You take the money you’d spend on takeout and cook every night and that’s more creative. That’s one example but ultimately, if the answer is I want to be more creative and I hate my job… then you need to quit your job. Then the rebuttal is: how am I going to pay rent? Maybe you move back in with your parents. But I don’t want to do that. Well you can’t have both so, what do you want more? “To be creative.” “But I can’t.” That’s what I hear over and over. But I can’t, I need the security. I need medical insurance that I have to pay for.

I don’t have medical insurance. People always ask, well aren’t you scared? And I say, not really. It’s always a trade off. I know the cost that is associated with that security. I don’t want that. I don’t want to be miserable on a daily basis so I can have medical insurance. To me, it’s like what’s the point? What’s the point in having the security of a job, an apartment, and insurance and then everyday you come home and hate your life. So you can have three weeks off a year so you can do something fun?

I was trying to learn how to book bind last year when a friend recommended your HGTV YouTube videos to me. How did that partnership happen?
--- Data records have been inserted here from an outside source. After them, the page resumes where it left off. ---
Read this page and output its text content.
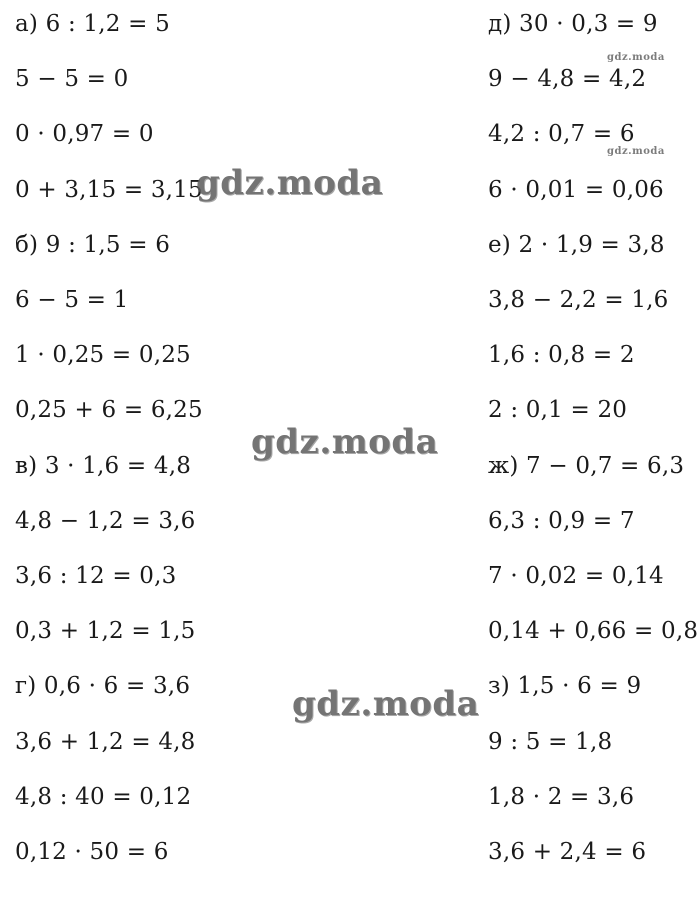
а) 6 : 1,2 = 5
5 − 5 = 0
0 · 0,97 = 0
0 + 3,15 = 3,15
б) 9 : 1,5 = 6
6 − 5 = 1
1 · 0,25 = 0,25
0,25 + 6 = 6,25
в) 3 · 1,6 = 4,8
4,8 − 1,2 = 3,6
3,6 : 12 = 0,3
0,3 + 1,2 = 1,5
г) 0,6 · 6 = 3,6
3,6 + 1,2 = 4,8
4,8 : 40 = 0,12
0,12 · 50 = 6
д) 30 · 0,3 = 9
9 − 4,8 = 4,2
4,2 : 0,7 = 6
6 · 0,01 = 0,06
е) 2 · 1,9 = 3,8
3,8 − 2,2 = 1,6
1,6 : 0,8 = 2
2 : 0,1 = 20
ж) 7 − 0,7 = 6,3
6,3 : 0,9 = 7
7 · 0,02 = 0,14
0,14 + 0,66 = 0,8
з) 1,5 · 6 = 9
9 : 5 = 1,8
1,8 · 2 = 3,6
3,6 + 2,4 = 6
gdz.moda
gdz.moda
gdz.moda
gdz.moda
gdz.moda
They approached me about doing a home tour. Their channel is called Handmade so I felt it was so appropriate because so much of my place is homemade. It was the longest video they’ve ever made for a home tour and it went viral. When that happened, I asked if they were interested in making how-to videos. Over the past year, we’ve made over 20 videos that have accumulated over 8 million views. Every single video was something that I’m interested in. I think the reason why they’ve been successful is because it comes across in the videos. They are things I’m genuinely passionate about. That’s what gave me the push to start my own channel. I needed to do that with them to figure out how I wanted to do my own.

So now you have your own channel that just launched. What’s your goal with these new videos?

With HGTV, I decided that all I’m doing with these videos is opening the door to my life to the public. This is genuinely what I’m doing on a day to day basis. Whether it’s alone or with friends, these are things I do and sometimes I think, wow this is really rewarding and I wish I could share this with people. Because I think it’d rub off in a good way.

When we started putting the videos out and the response was so good, I felt really rewarded knowing that my assumption was correct. That these simple everyday tasks could be turned into things that give people a sense of comfort. They don’t have to do it themselves but just watch someone else do it. It’s meaningful to them. What I hope to achieve isn’t breaking new ground. I’m not creating anything new. I feel like I’m waking something up. I feel like I’m taking a big treasure box that has sat in an attic for many many years, and I’m dusting it off and opening it up and sharing it with my generation. I think they need it.

Lindsay Lohan is acting again with a new movie out on Netflix. Is Mean Girls 2 something you’d ever be interested in?

I really enjoyed her new film, but no. Why ruin a good thing?